Voting at General Meeting of Participants

Kazakhstan legislation presumes the right of the participant to vote at its discretion. If the shareholders’ agreement provides for an obligation of a party to a shareholders’ agreement to vote in a certain way at the general meeting of participants, the prevailing opinion is that if a party to a shareholders’ agreement violates its obligation to vote in a certain way, such a party can only be held liable for a breach of the contractual obligation (for example, it will be sanctioned to pay a fine), but such a party cannot be ultimately forced to vote in a certain way.

Taking into account the abovementioned, we recommend keeping in mind the following aspects while drafting a shareholders’ agreement.

  • Firstly, there should not be a discrepancy or contradiction between shareholders’ agreement and the foundation agreement/charter of the LLP. To avoid conflict, the provisions of the shareholders’ agreement should be properly drafted in compliance with the foundation agreement/charter of the LLP.
  • Secondly, the mandatory Kazakhstan rules, for instance, the pre-emptive rights of participants for the purchase of alienated shares in the LLP or other rules concerning the alienation of shares should be taken into consideration because if the provisions of the shareholders’ agreement are contrary to the mandatory rules, then the agreement might not be valid.
  • Thirdly, the courts tend to attribute the prevailing nature of the LLP’s foundation agreement when the shareholders’ agreement contradicts the foundation agreement or the LLP’s charter. For this reason, it might be recommended to incorporate shareholders’ agreement’s terms and conditions into the foundation agreement and/or the charter of the LLP.
  • Finally, it may be recommended to establish a holding company (JV) in the Astana International Financial Centre (hereinafter – the “AIFC”) which will own a subsidiary in Kazakhstan. AIFC is a financial centre located in Nur-Sultan that has a special status in terms of legal regulation separated from the general legislation of the Republic of Kazakhstan. AIFC participant is a legal entity registered in accordance with the current law of the AIFC. If the holding company becomes a member or is established in AIFC, the AIFC law will be applied to the AIFC company. Although English law is not governing of the AIFC, the acts governing most relations in the AIFC, including contractual relations, are based on the principles, law, and precedents of the law of England and Wales. Hence, it will be possible to fully use the concepts of the common law in terms of the application of the shareholders’ agreement.

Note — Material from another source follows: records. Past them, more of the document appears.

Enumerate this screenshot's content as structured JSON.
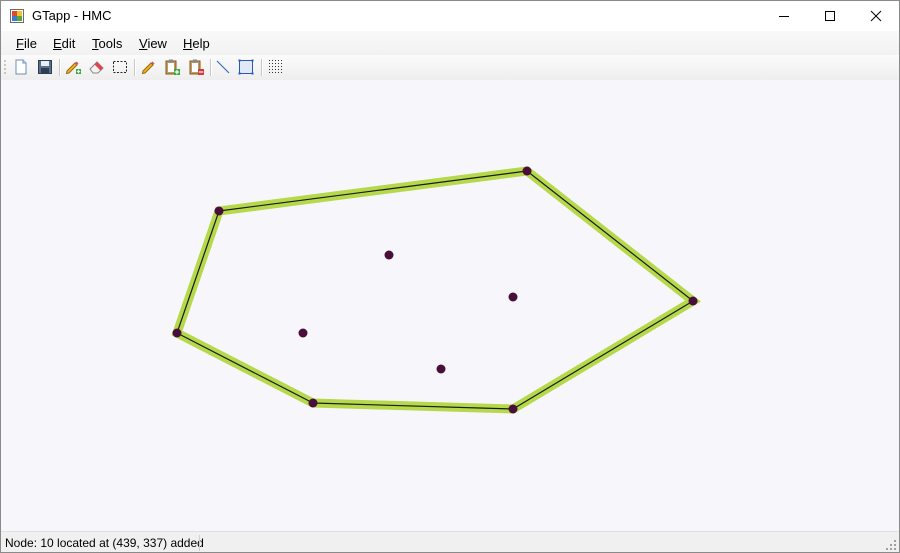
{
  "window": {
    "title": "GTapp - HMC",
    "icon": "app-window-icon",
    "controls": [
      "minimize-icon",
      "maximize-icon",
      "close-icon"
    ]
  },
  "menu": {
    "items": [
      {
        "label": "File",
        "accel": "F",
        "rest": "ile"
      },
      {
        "label": "Edit",
        "accel": "E",
        "rest": "dit"
      },
      {
        "label": "Tools",
        "accel": "T",
        "rest": "ools"
      },
      {
        "label": "View",
        "accel": "V",
        "rest": "iew"
      },
      {
        "label": "Help",
        "accel": "H",
        "rest": "elp"
      }
    ]
  },
  "toolbar": {
    "buttons": [
      "new-document-icon",
      "save-icon",
      "pencil-add-icon",
      "eraser-icon",
      "select-rectangle-icon",
      "pencil-icon",
      "clipboard-add-icon",
      "clipboard-remove-icon",
      "line-tool-icon",
      "frame-tool-icon",
      "grid-dots-icon"
    ]
  },
  "canvas": {
    "colors": {
      "background": "#f7f7fb",
      "hull_highlight": "#b5d94a",
      "edge": "#1a1a1a",
      "node": "#4a0e3a"
    }
  },
  "status": {
    "message": "Node: 10 located at (439, 337) added"
  }
}
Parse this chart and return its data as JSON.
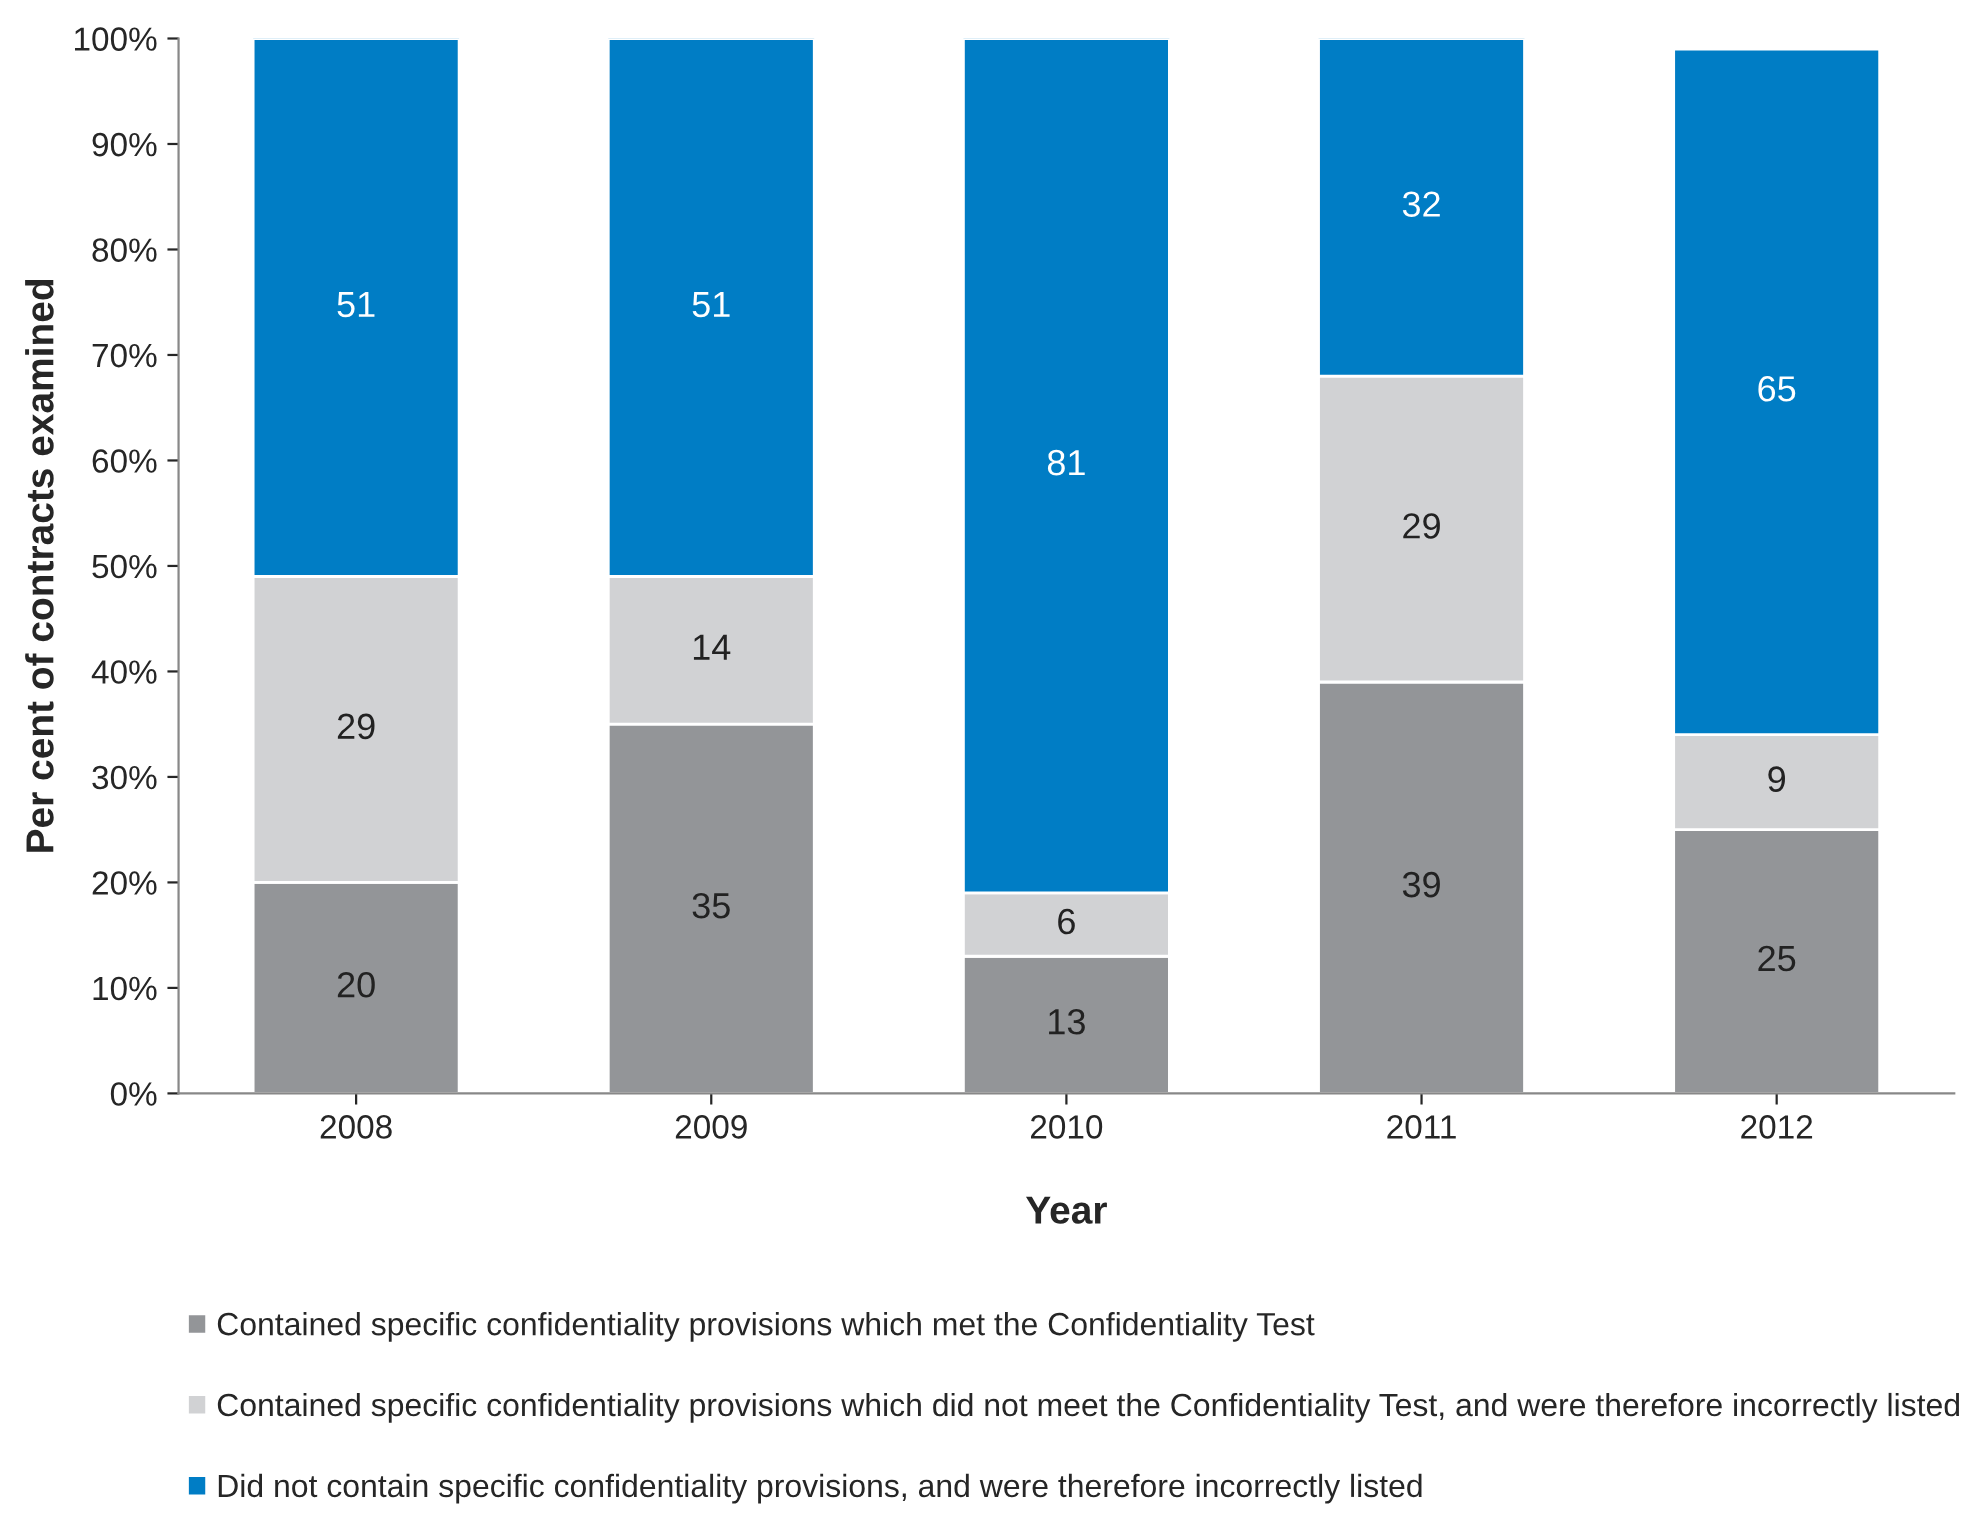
{
  "chart_data": {
    "type": "bar",
    "stacked": true,
    "xlabel": "Year",
    "ylabel": "Per cent of contracts examined",
    "categories": [
      "2008",
      "2009",
      "2010",
      "2011",
      "2012"
    ],
    "series": [
      {
        "name": "Contained specific confidentiality provisions which met the Confidentiality Test",
        "color": "#939598",
        "values": [
          20,
          35,
          13,
          39,
          25
        ]
      },
      {
        "name": "Contained specific confidentiality provisions which did not meet the Confidentiality Test, and were therefore incorrectly listed",
        "color": "#d1d2d4",
        "values": [
          29,
          14,
          6,
          29,
          9
        ]
      },
      {
        "name": "Did not contain specific confidentiality provisions, and were therefore incorrectly listed",
        "color": "#007dc5",
        "values": [
          51,
          51,
          81,
          32,
          65
        ]
      }
    ],
    "ylim": [
      0,
      100
    ],
    "yticks": [
      {
        "value": 0,
        "label": "0%"
      },
      {
        "value": 10,
        "label": "10%"
      },
      {
        "value": 20,
        "label": "20%"
      },
      {
        "value": 30,
        "label": "30%"
      },
      {
        "value": 40,
        "label": "40%"
      },
      {
        "value": 50,
        "label": "50%"
      },
      {
        "value": 60,
        "label": "60%"
      },
      {
        "value": 70,
        "label": "70%"
      },
      {
        "value": 80,
        "label": "80%"
      },
      {
        "value": 90,
        "label": "90%"
      },
      {
        "value": 100,
        "label": "100%"
      }
    ],
    "data_labels": true,
    "legend": "bottom"
  }
}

Also, AIFC participants may transfer their disputes related to the corporate agreements to AIFC court. The AIFC Court is an independent body and not included in the judicial system of the Republic of Kazakhstan. The alternative mechanism for resolving disputes is the AIFC International Arbitration Centre. However, the disputes would be considered only if only there is an arbitration agreement between the parties.

As things stand now, Kazakhstan does not generally prohibit the use of common law concepts, such as shareholders’ agreement and other provisions (deadlock, tag-along, drag-along and non-compete clause). Yet, the unfamiliar nature of shareholders’ agreement might be problematic for Kazakhstani judges and it will bring mistrust to this type of agreement.

A shareholders’ agreement is a flexible and effective tool for exercising shareholders’ rights and protecting their interests. In our opinion, the introduction and implementation of shareholders’ agreement into Kazakhstani law as it, for instance, has been already done in Russia, will help not only to protect the rights of shareholders and attract investments but also liberalize Kazakhstan corporate legislation in general.